Chickenless Chicken and Dumplings

Faced with a fresh pile of vegetables from our CSA once again, I was forced to turn down an invitation to the Durham Bulls game last night to stay home and cook them. (The unpleasant prospect of sitting outdoors on a cloudy, muggy, rain-splattered evening had nothing to do with it.) And so I felt compelled to Do Something.

My first thought was to make a vegetable pot pie, so I pulled out my handy Cook’s Illustrated: The Best Recipe for some guidelines. But the book magically opened instead onto the recipe for chicken and dumplings.

It’s been years since chicken and dumplings crossed my lips, and what a sad thing that is. They were a childhood favorite (back when the first line of my grandmother’s recipe would have read, “Kill chicken”), but I don’t find myself making them very often. The main reason is that I can no longer call my grandmother to get the recipe because I’ve forgotten it and could never remember to write it down.

Unfortunately my mother cannot be of help here because this is an area of deep division between us. Her mother (my other grandmother) was a proponent of flat dumplings, which are rolled out before they are added to the dish. My father’s mother was squarely on the side of drop dumplings, which are formed into balls and “dropped” in.

The flat/drop debate has raged in our family for decades now with no clear resolution. My mother, usually right about everything, has yet to see the merits of my argument in this particular case. To me, flat dumplings cannot even approach the fluffy perfection of a well-made drop dumpling. Properly done, drop dumplings are exceedingly light, with an inside like a tender, cakey biscuit, all surrounded by a very thin layer of rich, creamy dough. How can a flat, chewy lump even compare?

Still, the biggest obstacle to my making chicken and dumplings last night was that I had no chicken, and I wasn’t going to send even Fred out into a misty, damp evening to get one. Luckily, the Cook’s Illustrated recipe is called “Chicken and Dumplings with Aromatic Vegetables”–and I figured I had the second part of that covered. So I modified the recipe and came up with this dish.

Of course, the dumplings are not quite as light and fluffy as my grandmother’s. But lost recipes are like that–always made better by the fact we can’t have them anymore.

Note dumpling’s fluffy, tender goodness

Vegetable Stew with Dumplings

4 tbsp. butter
1 onion,chopped
3 medium carrots, peeled and diced
1 large zucchini, cut into 1/2″ pieces
1 medium yellow squash, cut into 1/2″ pieces
1 1/2 c. frozen peas
6 tbsp. flour
2 tsp. thyme
Salt and pepper to taste
4 c. chicken stock
Cream, if desired

Melt butter in soup pot or Dutch oven over medium high heat. Add onion and saute until translucent. Add carrots and saute for 5 – 10 minutes. Stir in zucchini and squash. Cover and cook for 5 – 10 minutes, until vegetables are just tender. Make dumplings and set aside. Stir in flour, thyme, salt, and pepper until flour vegetables are coated. Add chicken stock and bring to a simmer. Add peas. Add cream if desired. Lay dumplings over top of liquid. Cover and simmer for 15 minutes until dumplings are done.

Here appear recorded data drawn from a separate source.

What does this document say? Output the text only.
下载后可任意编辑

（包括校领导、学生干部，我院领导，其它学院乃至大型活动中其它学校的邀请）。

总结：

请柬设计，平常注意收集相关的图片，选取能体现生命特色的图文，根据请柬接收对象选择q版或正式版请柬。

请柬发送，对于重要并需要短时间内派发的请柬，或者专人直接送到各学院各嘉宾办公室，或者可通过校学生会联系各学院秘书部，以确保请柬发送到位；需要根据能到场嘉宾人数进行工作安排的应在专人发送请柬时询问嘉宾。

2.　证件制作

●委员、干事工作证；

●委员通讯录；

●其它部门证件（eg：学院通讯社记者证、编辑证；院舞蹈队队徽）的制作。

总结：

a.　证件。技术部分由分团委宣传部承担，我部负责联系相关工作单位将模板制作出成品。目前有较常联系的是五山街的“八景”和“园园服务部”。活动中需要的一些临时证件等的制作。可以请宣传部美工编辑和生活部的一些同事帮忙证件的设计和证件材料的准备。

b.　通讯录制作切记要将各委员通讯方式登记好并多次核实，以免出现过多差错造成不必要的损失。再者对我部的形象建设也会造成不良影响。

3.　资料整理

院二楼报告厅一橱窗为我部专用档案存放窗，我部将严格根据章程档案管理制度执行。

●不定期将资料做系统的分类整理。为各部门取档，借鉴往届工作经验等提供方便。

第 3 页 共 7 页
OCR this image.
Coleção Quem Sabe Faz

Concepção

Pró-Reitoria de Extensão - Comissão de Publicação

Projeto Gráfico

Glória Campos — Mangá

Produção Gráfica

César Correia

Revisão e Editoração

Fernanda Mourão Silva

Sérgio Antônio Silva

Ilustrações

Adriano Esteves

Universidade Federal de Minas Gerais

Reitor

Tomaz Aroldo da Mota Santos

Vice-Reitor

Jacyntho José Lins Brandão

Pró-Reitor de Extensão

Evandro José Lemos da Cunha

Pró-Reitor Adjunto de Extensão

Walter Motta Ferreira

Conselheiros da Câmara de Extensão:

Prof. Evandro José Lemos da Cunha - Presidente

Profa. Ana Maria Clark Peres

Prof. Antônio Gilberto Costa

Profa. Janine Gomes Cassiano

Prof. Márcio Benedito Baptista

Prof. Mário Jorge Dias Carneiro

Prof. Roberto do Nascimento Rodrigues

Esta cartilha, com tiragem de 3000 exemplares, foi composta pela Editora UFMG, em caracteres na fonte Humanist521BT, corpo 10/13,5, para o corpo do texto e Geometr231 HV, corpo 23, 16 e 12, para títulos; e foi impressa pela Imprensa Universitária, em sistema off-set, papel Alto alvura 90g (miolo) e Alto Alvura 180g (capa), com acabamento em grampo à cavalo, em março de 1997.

Baking Powder Dumplings (from Cook’s Illustrated: The Best Recipe, p. 162)

2 c. flour
1 tbsp. baking powder
3/4 tsp. salt
3 tbsp. butter
1 c. milk

Mix flour, baking powder, and salt in medium bowl. Heat butter and milk to simmer and add to dry ingredients. Mix with a fork or knead by hand two to three times until mixture just comes together. Form dough into balls about 2″ in diameter.

2 thoughts on “Chickenless Chicken and Dumplings

  1. I totally agree about the drop dumplings, which is how I make them. Unfortunately, I don't make them well, and I always end up with a sort of amorphous dumpling soup with chicken pieces mixed in it.